同和問題の解決に向けて、行政や教育、啓発活動に大きな影響を与えてきた同和対策審議会答申が出されてから、今年で50年を迎えた。

 しかし、いまだに偏見や差別意識がなくなったとは言い難い。節目の年を差別根絶への新たな出発点としたい。

 江戸時代の差別的身分が明治時代に廃止されてからも、特定の地区出身であることや、そこに住んでいることを理由にした不当な差別が続いているのが同和問題である。

 人々は生活環境や教育、結婚、職業選択など、あらゆる面で人権を侵害され、苦しめられてきた。

 答申は、首相の諮問機関である同和対策審議会によって、1965年8月に出された。「同和問題は最も深刻にして重大な社会問題であり、早急な解決は国の責務であるとともに国民的課題だ」と指摘している。

 国は時限立法として、69年の同和対策事業特別措置法を皮切りに、3度にわたり特措法を施行した。2002年に失効するまでの間、同和地区のインフラや住居など生活環境の改善に一定の成果を挙げたといえる。

 徳島県内でも多くの施策が実施されてきた。1990年代には県同和教育基本方針が策定され、県と全市町村で差別撤廃条例が制定された。

 2000年以降も、県は同和問題解決への基本方針や、人権教育・啓発に関する基本計画をまとめている。

 一方で、結婚差別などは全国的に後を絶たない。
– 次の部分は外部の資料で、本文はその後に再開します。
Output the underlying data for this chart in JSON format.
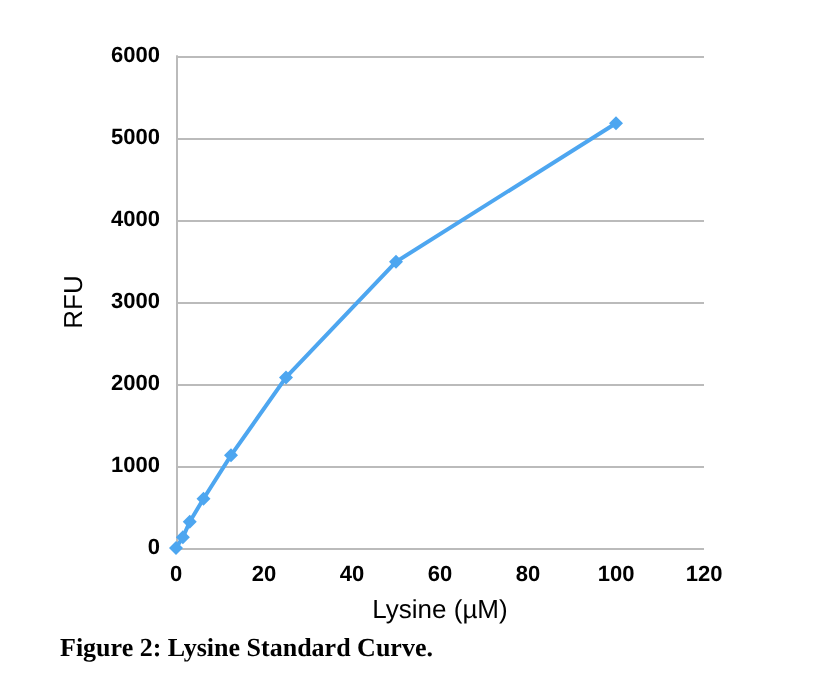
{
  "chart_data": {
    "type": "line",
    "xlabel": "Lysine (µM)",
    "ylabel": "RFU",
    "x": [
      0,
      1.5625,
      3.125,
      6.25,
      12.5,
      25,
      50,
      100
    ],
    "series": [
      {
        "color": "#4da6f0",
        "values": [
          0,
          130,
          320,
          600,
          1130,
          2080,
          3490,
          5180
        ]
      }
    ],
    "xlim": [
      0,
      120
    ],
    "xticks": [
      0,
      20,
      40,
      60,
      80,
      100,
      120
    ],
    "ylim": [
      0,
      6000
    ],
    "yticks": [
      0,
      1000,
      2000,
      3000,
      4000,
      5000,
      6000
    ],
    "grid": "y",
    "marker": "diamond",
    "line_style": "solid",
    "annotations": [
      "Figure 2: Lysine Standard Curve."
    ]
  }
}
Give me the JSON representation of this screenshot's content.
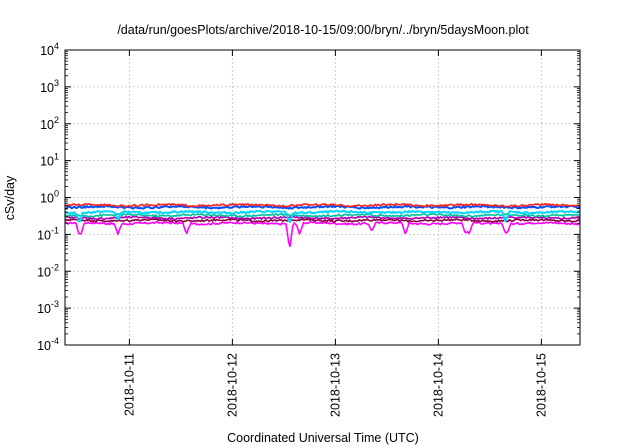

近年ではインターネット上の差別的な書き込みやヘイトスピーチも深刻な問題となっている。

 法務省の14年の人権侵犯事件統計によると、同和問題は140件に上っており、依然として差別意識は根深いと言わざるを得ない。

 特措法の失効後、行政上の同和対策は特別対策から一般対策に移行した。とはいえ、答申の精神は今も受け継がれており、差別解消への努力を怠ってはならない。

 県内では今年、同対審答申50年をテーマにした講演会が開かれているほか、同和問題の解決に取り組む団体が、自治体に要望書を提出するといった動きがみられる。

 県が15年前に行った同和地区実態把握調査では、結婚などへの差別意識が浮かび上がった。教育や啓発の実効性を高めていくためにも、あらためて県民意識を探る調査をしてはどうか。

 21世紀は「人権の世紀」といわれる。同和問題だけでなく、障害者や外国人、犯罪被害者、性的少数者など、さまざまな人たちへの差別が存在することが背景にある。

 全ての人の人権が尊重される社会を築くことが求められている。差別問題への理解を深め、決して人ごとではないという認識を共有することが大切だ。

 学校や職場、家庭、地域が連携しながら啓発の機会を持ち、差別意識を解消しなければならない。